= Lady Gertrude Stock =

English writer

Lady Gertrude Georgina Stock (née Douglas; 21 August 1842 – 25 November 1893) was a Scottish aristocrat and novelist, who also wrote under the pseudonym George Douglas. In 1891 she founded the National Canine Defence League (today known as Dogs Trust) to protect dogs from "torture and ill-usage of every kind".

==Life==
Gertrude Douglas was the daughter of Archibald Douglas, 8th Marquess of Queensberry and his wife Caroline Margaret Alice Clayton (died 1864). Like her mother, she converted to Roman Catholicism.

Her novels include Brown as a Berry (1874, as George Douglas). Her fiction has been described as "robust" and featuring "hoydenish heroines".
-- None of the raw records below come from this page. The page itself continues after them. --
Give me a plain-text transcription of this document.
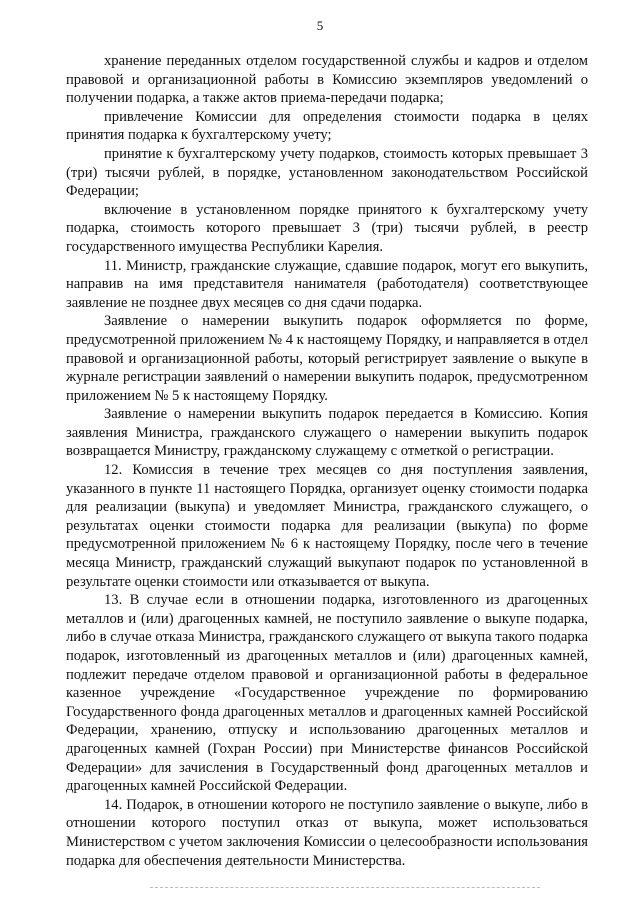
5

хранение переданных отделом государственной службы и кадров и отделом правовой и организационной работы в Комиссию экземпляров уведомлений о получении подарка, а также актов приема-передачи подарка;

привлечение Комиссии для определения стоимости подарка в целях принятия подарка к бухгалтерскому учету;

принятие к бухгалтерскому учету подарков, стоимость которых превышает 3 (три) тысячи рублей, в порядке, установленном законодательством Российской Федерации;

включение в установленном порядке принятого к бухгалтерскому учету подарка, стоимость которого превышает 3 (три) тысячи рублей, в реестр государственного имущества Республики Карелия.

11. Министр, гражданские служащие, сдавшие подарок, могут его выкупить, направив на имя представителя нанимателя (работодателя) соответствующее заявление не позднее двух месяцев со дня сдачи подарка.

Заявление о намерении выкупить подарок оформляется по форме, предусмотренной приложением № 4 к настоящему Порядку, и направляется в отдел правовой и организационной работы, который регистрирует заявление о выкупе в журнале регистрации заявлений о намерении выкупить подарок, предусмотренном приложением № 5 к настоящему Порядку.

Заявление о намерении выкупить подарок передается в Комиссию. Копия заявления Министра, гражданского служащего о намерении выкупить подарок возвращается Министру, гражданскому служащему с отметкой о регистрации.

12. Комиссия в течение трех месяцев со дня поступления заявления, указанного в пункте 11 настоящего Порядка, организует оценку стоимости подарка для реализации (выкупа) и уведомляет Министра, гражданского служащего, о результатах оценки стоимости подарка для реализации (выкупа) по форме предусмотренной приложением № 6 к настоящему Порядку, после чего в течение месяца Министр, гражданский служащий выкупают подарок по установленной в результате оценки стоимости или отказывается от выкупа.

13. В случае если в отношении подарка, изготовленного из драгоценных металлов и (или) драгоценных камней, не поступило заявление о выкупе подарка, либо в случае отказа Министра, гражданского служащего от выкупа такого подарка подарок, изготовленный из драгоценных металлов и (или) драгоценных камней, подлежит передаче отделом правовой и организационной работы в федеральное казенное учреждение «Государственное учреждение по формированию Государственного фонда драгоценных металлов и драгоценных камней Российской Федерации, хранению, отпуску и использованию драгоценных металлов и драгоценных камней (Гохран России) при Министерстве финансов Российской Федерации» для зачисления в Государственный фонд драгоценных металлов и драгоценных камней Российской Федерации.

14. Подарок, в отношении которого не поступило заявление о выкупе, либо в отношении которого поступил отказ от выкупа, может использоваться Министерством с учетом заключения Комиссии о целесообразности использования подарка для обеспечения деятельности Министерства.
==Founding of Dogs Trust==
Lady Gertrude Stock brought together a "small party of gentlemen" in the "Royal Agricultural Hall" in Islington, during the first Crufts dog show. The National Canine Defence League began operations funded entirely by donations from members and supporters. The group campaigned for the protection of strays, the provision of proper veterinary care and to campaign against muzzling, prolonged chaining and experimentation on dogs, which was a common practice at the time. By 1902 membership had risen to 1,000.